Study AI468002 (NCT01803074) enrolled 28 adults with HIV subtype B. Participants could be either treatment-naive or previously treated with drugs other than HIV protease inhibitors or maturation inhibitor candidates. All were men and most were white. At baseline the median CD4 T-cell count was approximately 500 cells/mm3 and the median viral load was about 4.2 log.

Study participants were randomly assigned to receive once-daily oral BMS-955176 at doses of either 40 mg or 80 mg plus either 300 mg atazanavir boosted with 100 mg ritonavir, or 400 mg unboosted atazanvir. A control group received standard therapy using tenofovir/emtricitabine (the drugs in Truvada) plus boosted atazanavir. Treatment continued for 28 days, with follow-up through day 42.


  • Viral load rapidly declined in all treatment arms. Median declines in HIV RNA the day after the last dose ranged from -1.66 to -2.18 log in the 3 BMS-955176 arms, comparable to the -2.22 logdrop seen in the standard therapy arm.
  • Maximum median viral load declines were -2.02 logfor people taking 40 mg BMS-955176 with boosted atazanavir, -1.86 logfor those taking 40 mg BMS-955176 with unboosted atazanavir, and -2.23 logfor those taking 80 mg BMS-955176 with unboosted atazanavir, compared with -2.39 logusing standard therapy.
  • Short-term treatment with BMS-955176 was generally safe and well-tolerated, with no serious adverse events or study discontinuations due to adverse events. One person in the 80 mg arm developed transient neutropenia (low white blood cells).
  • A majority of people who used ritonavir-boosted atazanavir, either with 40 mg BMS-955176 or in the standard-of-care regimen, experienced grade 3-4 bilirubin elevations -- a known side-effect of atazanavir; however, this occurred in just 2 of the 16 people using unboosted atazanavir.
  • Bilirubin increased by a median of 60.0 mcmol/L in the 40 mg BMS-955176 plus boosted atazanavir arm and 41.8 in the standard therapy arm, compared with 11.8 and 7.7 mcmol/L, respectively, in the 40 mg and 80 mg BMS-955176 arms with unboosted atazanavir.

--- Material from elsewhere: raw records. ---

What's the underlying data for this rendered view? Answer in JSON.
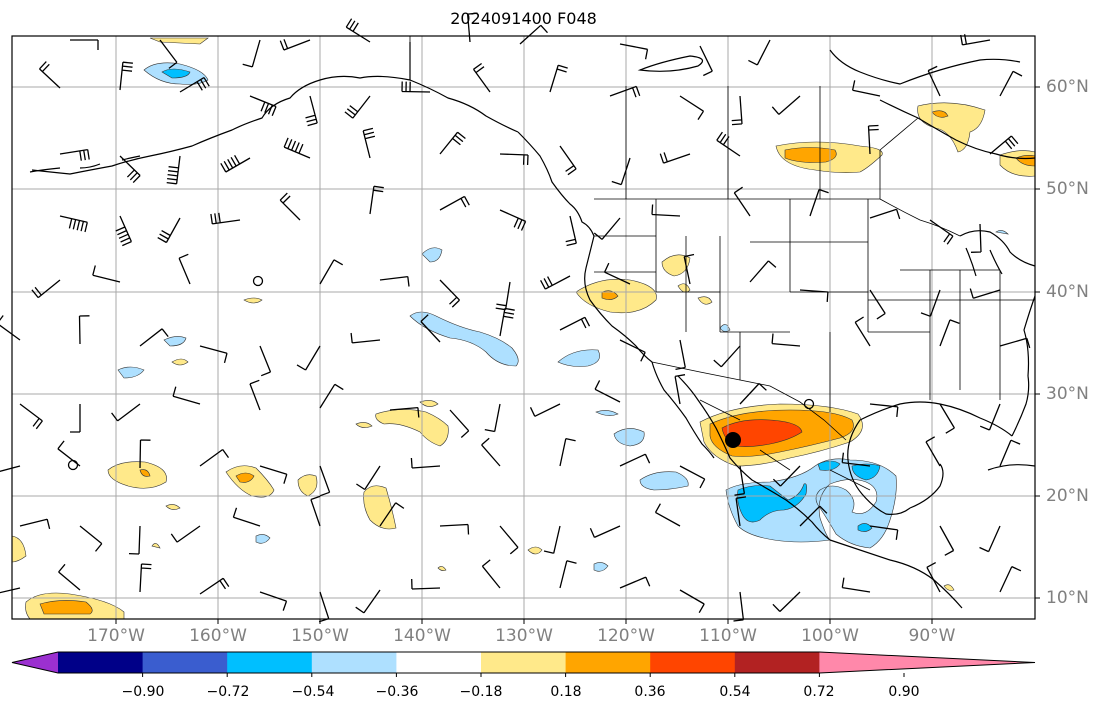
{
  "title": "2024091400 F048",
  "lon_labels": [
    "170°W",
    "160°W",
    "150°W",
    "140°W",
    "130°W",
    "120°W",
    "110°W",
    "100°W",
    "90°W"
  ],
  "lat_labels": [
    "60°N",
    "50°N",
    "40°N",
    "30°N",
    "20°N",
    "10°N"
  ],
  "colorbar": {
    "ticks": [
      "−0.90",
      "−0.72",
      "−0.54",
      "−0.36",
      "−0.18",
      "0.18",
      "0.36",
      "0.54",
      "0.72",
      "0.90"
    ],
    "colors": [
      "#9b30d0",
      "#000088",
      "#3a5dcf",
      "#00bfff",
      "#aee0ff",
      "#ffffff",
      "#ffe98a",
      "#ffa500",
      "#ff4500",
      "#b22222",
      "#ff88aa"
    ]
  },
  "legend_colors": {
    "pos_low": "#ffe98a",
    "pos_mid": "#ffa500",
    "pos_high": "#ff4500",
    "neg_low": "#aee0ff",
    "neg_mid": "#00bfff"
  }
}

BMS-955176 80 mg plus atazanavir or BMS-955176 40 mg plus atazanavir and ritonavir "demonstrated similar antiviral activity compared to the standard of care control over the 28-day treatment period," the researchers concluded. "BMS-955176 plus unboosted atazanavir was associated with lower median changes from baseline in bilirubin levels compared to the arms with boosted atazanavir."

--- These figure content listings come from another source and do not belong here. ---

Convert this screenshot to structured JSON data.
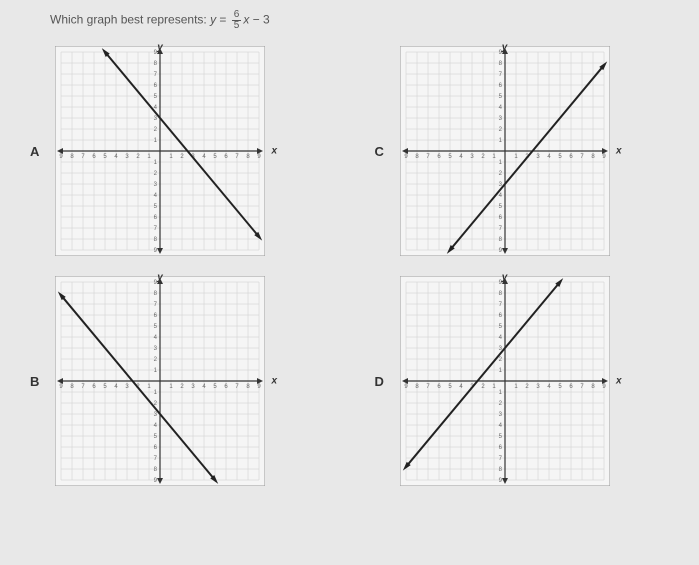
{
  "question_prefix": "Which graph best represents: ",
  "equation_lhs": "y",
  "equation_eq": " = ",
  "fraction_num": "6",
  "fraction_den": "5",
  "equation_var": "x",
  "equation_rest": " − 3",
  "labels": {
    "A": "A",
    "B": "B",
    "C": "C",
    "D": "D"
  },
  "axis": {
    "x": "x",
    "y": "y"
  },
  "graph_style": {
    "size": 210,
    "grid_color": "#cccccc",
    "axis_color": "#333333",
    "line_color": "#222222",
    "bg_color": "#f5f5f5",
    "domain": [
      -9,
      9
    ],
    "line_width": 2,
    "tick_fontsize": 6,
    "tick_color": "#666666"
  },
  "graphs": {
    "A": {
      "slope": -1.2,
      "intercept": 3
    },
    "B": {
      "slope": -1.2,
      "intercept": -3
    },
    "C": {
      "slope": 1.2,
      "intercept": -3
    },
    "D": {
      "slope": 1.2,
      "intercept": 3
    }
  }
}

Bristol-Myers Squibb announced in a press release that a pair of Phase 2b studies of BMS-955176 have started this year: a traditional dose-finding study (NCT02415595) for treatment-naive people and a study evaluating a NRTI- and booster-sparing regimen for treatment-experienced patients.

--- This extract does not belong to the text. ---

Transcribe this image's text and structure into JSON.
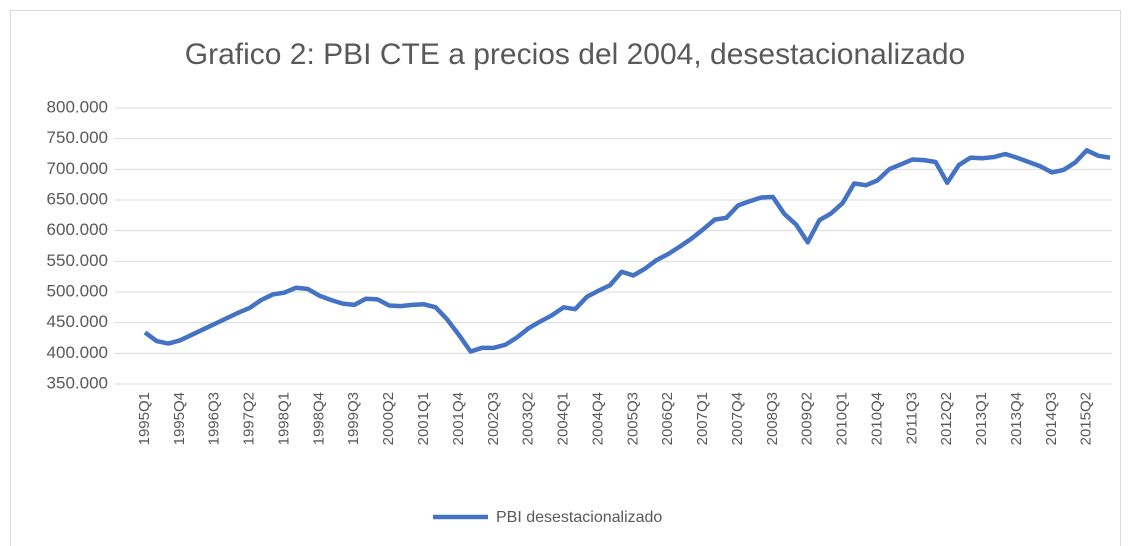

C Hwang, D Schürmann, C Soboths, et al. Second-generation HIV-1 maturation inhibitor BMS- 955176: antiviral activity and safety with atazanavir +/- ritonavir. 8th International AIDS Society Conference on HIV Pathogenesis, Treatment, and Prevention. Vancouver, July 19-22, 2015. Abstract TUAB0106LB.

Bristol-Myers Squibb. Second-Generation Investigational HIV-1 Maturation Inhibitor Demonstrates Positive New Phase IIa Results, Supporting Continued Development. Press release. July 21, 2015.